PALO ALTO – Today’s huge global energy problems in no small measure reflect the essentially nineteenth-century business plans that three of the world’s largest industries are still pursuing.
Electric utilities still largely burn fossil fuels and sell the power to homes and businesses. Oil companies still drill for and refine petroleum, and principally sell gasoline and diesel fuel. Automobile manufacturers still bend steel into vehicles that generally must be powered by petroleum-based fuels.
Until recently, each of these giant industries was comfortable continuing on its familiar and comfortable nineteenth-century path into the twenty-first century. Each had also succeeded in getting government to insulate it against any need to make fundamental changes.
But recent developments are beginning to create increasingly heavy seas for these industries. Indeed, many observers detect approaching storms of epic proportions. What has happened?
First, evidence of climate change has begun to convince almost all climatologists and many other informed observers that our current approach to producing and using energy is very dangerous to the biosphere. Because changes in carbon dioxide emissions, unlike pollutants such as sulfur dioxide and nitrogen dioxide, cannot be easily detected, and because of the multi-century persistence of CO2 in the atmosphere, the problem of reducing its level in the atmosphere is much harder to solve than are other environmental problems.

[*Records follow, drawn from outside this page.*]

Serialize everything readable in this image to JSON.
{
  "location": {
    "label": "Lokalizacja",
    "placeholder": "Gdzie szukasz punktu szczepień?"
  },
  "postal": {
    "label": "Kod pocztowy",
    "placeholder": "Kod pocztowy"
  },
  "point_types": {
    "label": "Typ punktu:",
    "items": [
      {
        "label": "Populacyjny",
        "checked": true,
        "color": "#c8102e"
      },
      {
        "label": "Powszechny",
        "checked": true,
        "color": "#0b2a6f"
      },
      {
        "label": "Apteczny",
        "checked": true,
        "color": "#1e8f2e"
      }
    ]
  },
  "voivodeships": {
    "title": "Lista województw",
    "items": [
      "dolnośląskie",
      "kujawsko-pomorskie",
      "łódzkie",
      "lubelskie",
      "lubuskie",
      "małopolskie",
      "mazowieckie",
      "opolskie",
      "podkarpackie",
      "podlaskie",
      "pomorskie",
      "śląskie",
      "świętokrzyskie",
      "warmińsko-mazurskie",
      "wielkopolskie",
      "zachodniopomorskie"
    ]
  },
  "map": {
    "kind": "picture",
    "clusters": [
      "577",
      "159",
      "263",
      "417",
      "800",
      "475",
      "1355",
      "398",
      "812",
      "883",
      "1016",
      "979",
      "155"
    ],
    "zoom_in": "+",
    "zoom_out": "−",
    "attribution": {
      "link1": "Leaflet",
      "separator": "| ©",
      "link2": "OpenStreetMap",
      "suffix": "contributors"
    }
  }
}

Nor are we accustomed to dealing with potential exponential climate change, as phenomena such as warming lead to the release of carbon from the tundra, thereby accelerating warming. Public debate is also confused by an “all-or-nothing” mind-set, with skeptics contending that if any portion of climate change is naturally caused (say, by the earth’s axis tilting over a period of millennia) then none of it can be anthropogenic.
Yet there is every reason for us to try to mitigate at least the anthropogenic portion of the climate change caused by CO 2 emissions and other dangerous practices, such as deforestation.
Moreover, there is deepening concern about two types of energy-related security problems: the increasing risk of violence stemming from the nature of our energy use, and the high cost of that energy.
The main risk of violence created by the nature of the electricity system itself is the danger of serious power outages due to physical or cyber-attacks on the increasingly fragile transmission and distribution grid.
Regarding oil, which dominates transportation, the high concentration of deposits in the Middle East, especially those that can be most cheaply exploited, makes oil-importing countries hostage both to terrorist attacks on the oil infrastructure and to monopoly-determined prices. OPEC uses output cuts whenever possible to keep prices at levels that are at least an order of magnitude above the cost of production plus a reasonable return.
As Paul Collier of Oxford University has pointed out, the preponderance of dictatorships and autocratic kingdoms in the ranks of the largest oil exporters indicates that where these huge economic rents exist, pressures are created against economic diversification and democratization. Most terrorism, ultimately, is oil-funded.
What Collier calls the “Bottom Billion,” the poorest one-sixth of the world, suffers the most from high oil prices. Heavy national debt and expensive power are problems for relatively wealthy countries, but they are disasters for sub-Saharan Africa and the rest of the world’s poor.
So what may be the solutions? First, as the energy campaigner Anne Korin puts it, we need to do to oil what was done to salt just over a century ago. Salt had been a strategic commodity for millennia – countries fought wars over salt mines – because it was the only way to preserve meat. But the advent of electricity, refrigeration, and freezing ended salt’s monopoly relatively quickly. It is still a useful commodity, but no one regards salt mines any more as instruments of national power and influence. Oil urgently needs to suffer a similar fate.
Oil’s monopoly over transportation can in part be destroyed by electrification (via plug-in hybrid electric vehicles, for example), and also by second-generation biofuels, such as butanol from cellulosic feedstocks, and by algae- and waste-based biofuels.
Studies show clearly that, with time-of-day pricing, electrification of vehicles creates little need for new electricity-generating plants, and also that even with today’s coal-heavy electric grids, electrified vehicles emit less CO2 than gasoline- and diesel-powered vehicles. And, as the grid’s CO2 emissions are cleaned up, the vehicles’ role as a source of emissions will decline.
It is crucial to improve the efficiency of electricity use, especially in lighting, which accounts for a very large share of demand. LED’s are beginning to lead the way. Many nations can also learn a great deal from Denmark’s creative use of waste heat for cogeneration.
Solar power is beginning to gain substantially greater prominence, especially for smaller factories and rooftops. Germany, with its feed-in tariff, has led the way in encouraging such solar deployments, and this approach is beginning to be adopted at the state level in America.
Reductions in the cost of solar power, efficiency improvements, and sharply improved batteries and other means of electricity storage are helping to make possible a world of increasingly distributed energy generation, based on renewable sources. That, in turn, promises increasing freedom from the dangers created by our vulnerable electric grids and our reliance on oil.